I am asked constantly if I paint on location, or plein air, as it is often called. “Um, no…” is often my answer, and for some reason I feel completely guilty about it. Maybe it started when I first heard someone say that they can tell the difference in work that was painted from a photo or painted from life. But, whatever it is, I immediately launch into excuse mode, “I can’t do that because I have young kids,” or “I spend a lot of time at the site, before I go back to the studio.” PleinAir

Recently I had caught onto my behavior and decided “enough is enough!” And I signed up for a plein air event. I have had so much fun! Well, the first two days. On the third day, today, I had to paint at a farm, which is good for traditional plein air painters, but for my style it didn’t quite jive. I was describing my trouble to my husband, that many plein air art is subtle in color and deals with atmospheric perspective, and slight changes of color and shape, sweeping vistas, or calm scenes and my work is more like Emerill Lagasse shouting “Bam!”
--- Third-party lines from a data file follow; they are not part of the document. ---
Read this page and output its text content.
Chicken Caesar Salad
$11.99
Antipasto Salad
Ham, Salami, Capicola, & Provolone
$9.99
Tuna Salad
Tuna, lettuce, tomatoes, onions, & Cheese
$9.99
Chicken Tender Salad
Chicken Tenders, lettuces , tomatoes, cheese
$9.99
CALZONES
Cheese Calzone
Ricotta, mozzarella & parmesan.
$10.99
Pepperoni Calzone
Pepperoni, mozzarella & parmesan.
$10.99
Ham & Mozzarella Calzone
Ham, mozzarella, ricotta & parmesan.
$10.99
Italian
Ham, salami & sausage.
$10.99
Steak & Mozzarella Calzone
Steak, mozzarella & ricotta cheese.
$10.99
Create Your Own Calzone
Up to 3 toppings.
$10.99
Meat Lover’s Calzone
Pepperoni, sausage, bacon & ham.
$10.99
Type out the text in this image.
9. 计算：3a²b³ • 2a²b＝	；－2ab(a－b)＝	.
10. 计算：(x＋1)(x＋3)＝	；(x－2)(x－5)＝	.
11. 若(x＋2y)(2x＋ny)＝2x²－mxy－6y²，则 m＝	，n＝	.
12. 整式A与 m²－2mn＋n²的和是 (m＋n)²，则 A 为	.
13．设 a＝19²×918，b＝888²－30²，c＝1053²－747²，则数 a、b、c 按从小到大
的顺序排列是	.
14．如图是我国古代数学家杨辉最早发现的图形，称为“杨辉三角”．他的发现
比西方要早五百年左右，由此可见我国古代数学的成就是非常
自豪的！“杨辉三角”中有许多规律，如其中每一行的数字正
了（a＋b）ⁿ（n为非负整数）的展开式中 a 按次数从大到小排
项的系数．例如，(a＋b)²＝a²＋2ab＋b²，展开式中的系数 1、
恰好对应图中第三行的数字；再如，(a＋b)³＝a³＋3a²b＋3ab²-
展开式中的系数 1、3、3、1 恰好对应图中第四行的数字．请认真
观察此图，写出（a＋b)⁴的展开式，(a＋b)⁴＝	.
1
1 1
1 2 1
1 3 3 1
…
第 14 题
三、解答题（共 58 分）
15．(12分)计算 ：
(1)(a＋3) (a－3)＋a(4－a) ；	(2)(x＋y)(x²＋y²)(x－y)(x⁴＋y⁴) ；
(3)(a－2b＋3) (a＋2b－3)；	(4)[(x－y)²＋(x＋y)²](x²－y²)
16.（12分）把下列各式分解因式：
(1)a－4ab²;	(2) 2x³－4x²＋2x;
But yesterday I was at a beautiful location that just spoke to me in a thousand ways. I did my first “real” plein air painting. I spent six hours on location. I dealt with the color changes as the hours passed, clouds and rain rolled in and out. Rocks got wet, dried out, got wet again. I was unprepared for rain, and fashioned myself a little “painting fort” by wedging a blank canvas in above mine and draping a piece of cloth I found stuffed in the bottom of my backpack. Finally I was saved when a nice man named Norm lent me his umbrella when he left for the day. painting fort

I can see the benefit, and the addiction, of plein air. It was great to create onsite. It was wonderful to spend six hours looking at something. Have you done that before? Do you know how much more you see? But, I have to stay true to what moves me to get a painting I like. Painting along a river, yes please. Painting at a farm, not for me.